Legislation that would ban colleges from giving an advantage to the relatives of alumni has met very different fates in two states recently.

Last month Maryland enacted a legacy admission ban that applies to both public and private colleges. But in Connecticut, the House converted an earlier bill with a similar prohibition into one that would require colleges only to report data about their use of legacy admissions.

Maryland now becomes the third state to eliminate the practice of legacy preferences, following Colorado which passed its ban in 2021 and Virginia, which did so earlier this year.

Maryland Governor Wes Moore signed HB 4 into law on April 25. It applies to colleges and universities that receive state funds, regardless of whether they are public or private. In addition to prohibiting any admission preference for relatives of an alum, the law, which goes into effect July 1, also bans institutions from giving a similar preference to applicants who are relatives of a donor to the institution.

In Connecticut, a bill that began as a ban against legacy admission preferences was weakened after private institutions such as Yale University and Fairfield University mounted a campaign defending the practice, arguing that the government should not intrude on how colleges and universities establish and apply their admissions standards.

Bowing to those concerns, the Connecticut Senate passed an amended bill this week that mandates colleges either to indicate they don’t consider legacy status in admissions or report various admission/enrollment data, including the percentage of legacy students admitted along with data comparing the academic credentials of legacy admits to those of other students. The bill now moves to the Connecticut House of Representatives for its consideration.

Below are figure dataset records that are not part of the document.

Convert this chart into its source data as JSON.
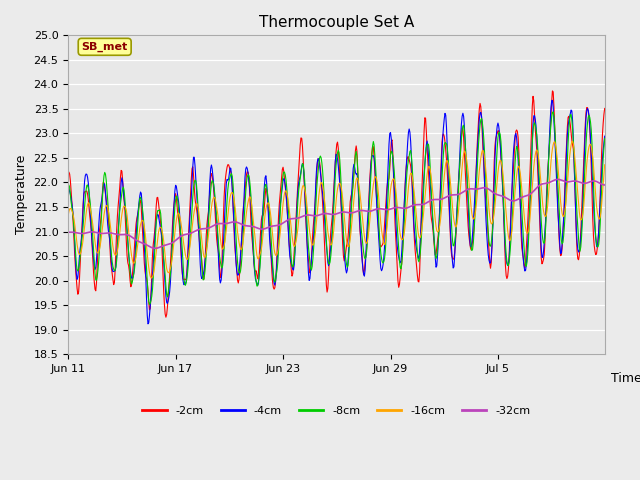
{
  "title": "Thermocouple Set A",
  "xlabel": "Time",
  "ylabel": "Temperature",
  "ylim": [
    18.5,
    25.0
  ],
  "annotation": "SB_met",
  "annotation_color": "#8B0000",
  "annotation_bg": "#FFFF99",
  "series": [
    {
      "label": "-2cm",
      "color": "#FF0000",
      "lw": 0.8
    },
    {
      "label": "-4cm",
      "color": "#0000FF",
      "lw": 0.8
    },
    {
      "label": "-8cm",
      "color": "#00CC00",
      "lw": 0.8
    },
    {
      "label": "-16cm",
      "color": "#FFA500",
      "lw": 0.8
    },
    {
      "label": "-32cm",
      "color": "#BB44BB",
      "lw": 1.2
    }
  ],
  "xtick_labels": [
    "Jun 11",
    "Jun 17",
    "Jun 23",
    "Jun 29",
    "Jul 5"
  ],
  "xtick_positions": [
    0,
    144,
    288,
    432,
    576
  ],
  "ytick_vals": [
    18.5,
    19.0,
    19.5,
    20.0,
    20.5,
    21.0,
    21.5,
    22.0,
    22.5,
    23.0,
    23.5,
    24.0,
    24.5,
    25.0
  ],
  "fig_bg": "#EBEBEB",
  "plot_bg": "#E8E8E8",
  "grid_color": "#FFFFFF",
  "n_points": 720,
  "seed": 42
}
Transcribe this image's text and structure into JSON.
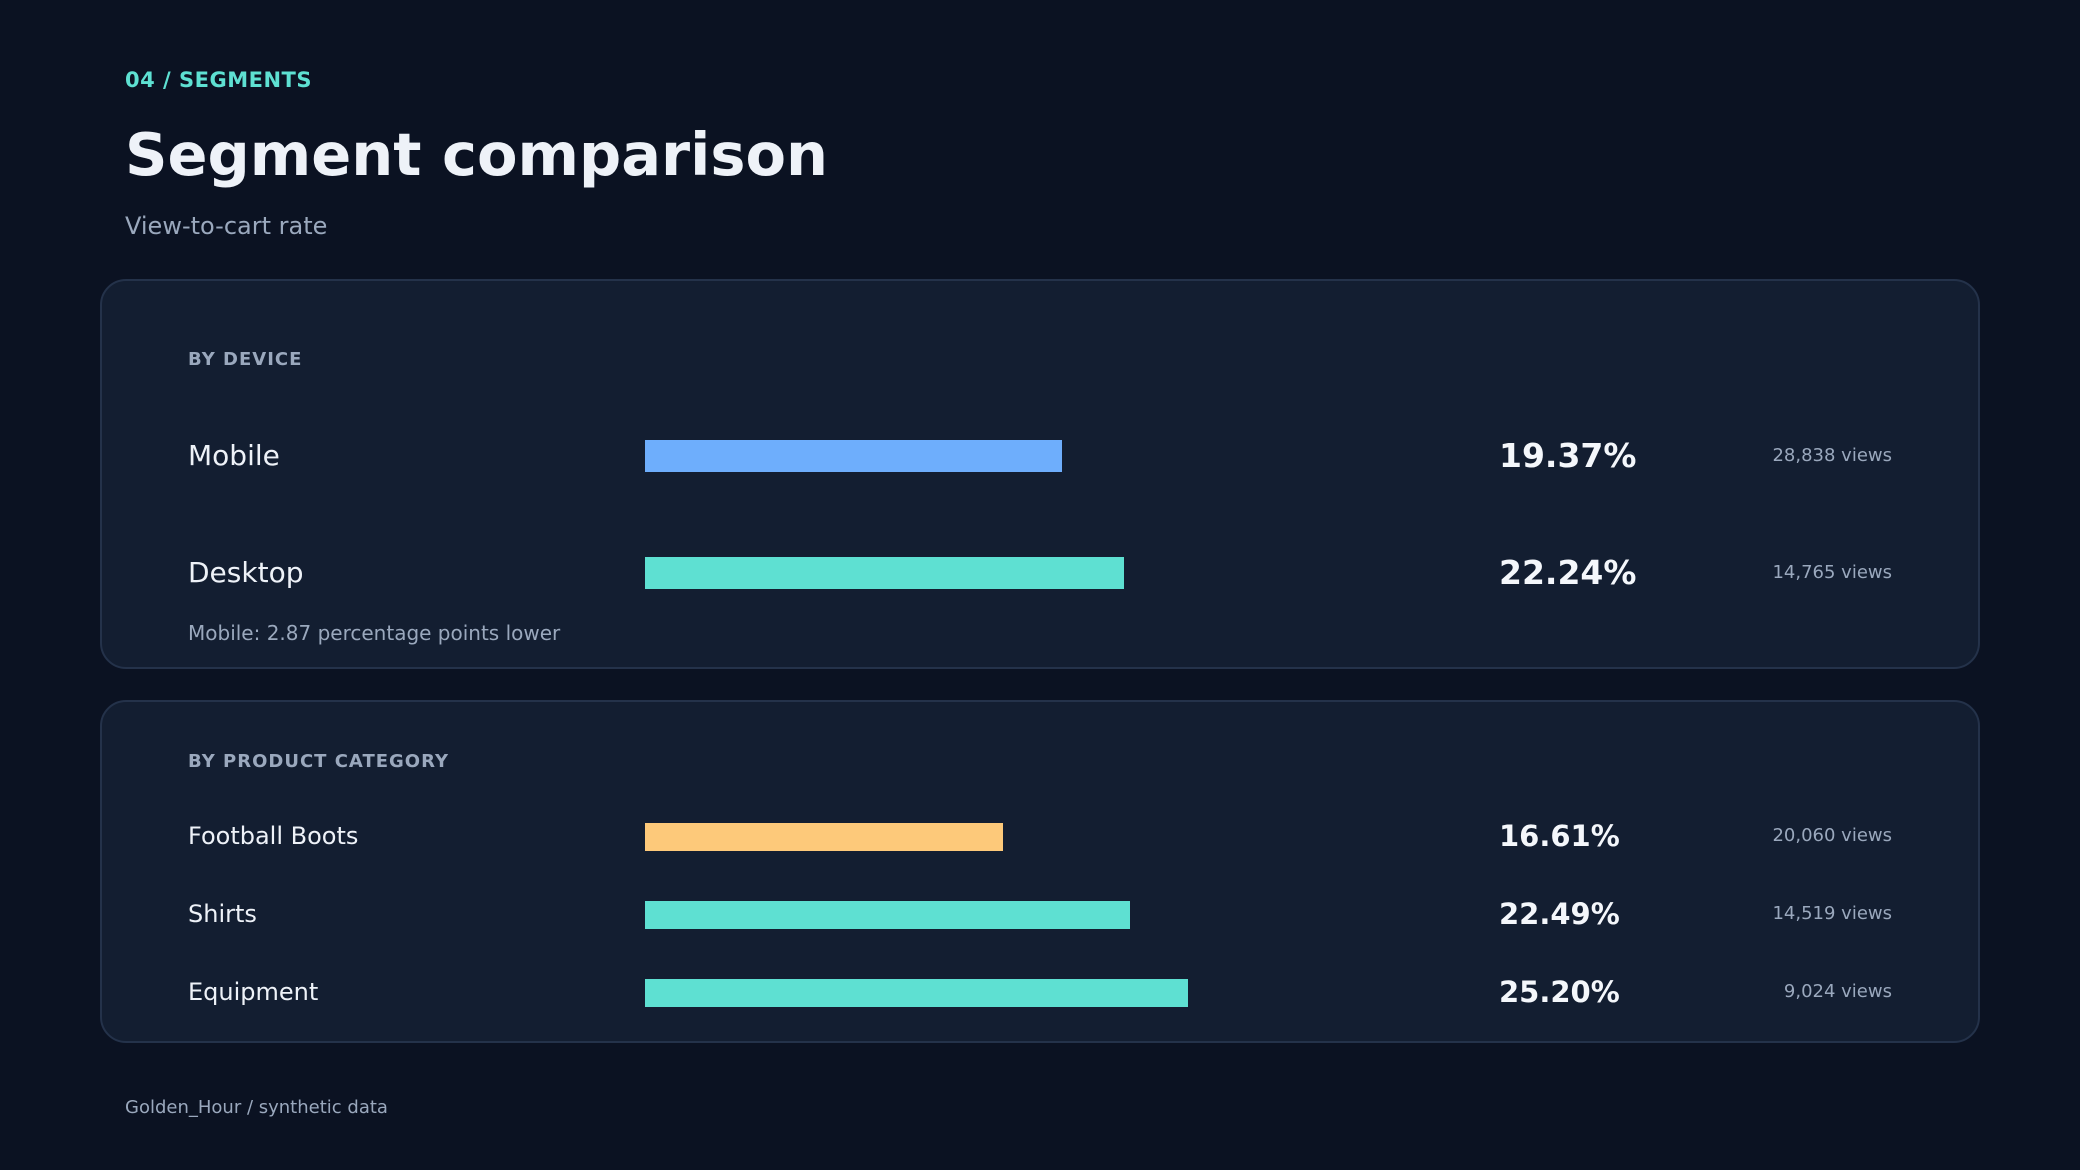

The fairness of legacy preferences has been challenged for years, resulting in several prominent colleges electing to discontinue them. However, the heat has been turned up against the practice ever since last year’s Supreme Court decision in Students for Fair Admissions v. Harvard University and Students for Fair Admissions v. University of North Carolina finding race-conscious admissions to be unconstitutional.

That ruling brought renewed scrutiny to the racial implications of legacy advantages extended to applicants by highly selective institutions. For example, the percentage of the freshmen class admitted at several selective colleges via the legacy route exceeds the percentage of entering freshmen who are Black, according to a recent report , prepared by Education Reform Now . At many of these colleges, three-quarters or more of the legacy applicants receiving acceptances are white.

Results like those prompt an obvious question: If colleges are required to practice race-neutral admissions policies, why should they be able to continue admission practices – like legacy preferences – that appear to discriminate against nonwhite students?

Legacy abolitionists will see these latest two legislative developments as one step forward and one step back.

Maryland’s passage of its new law might give some momentum to other states like Minnesota and Massachusetts that are still considering bans. But the outcome in Connecticut is clearly a setback. It represents a compromise that prevents any real change to the status quo, and it may become a strategy adopted in the future by legacy-preferring colleges to weaken or derail statutory bans in other states.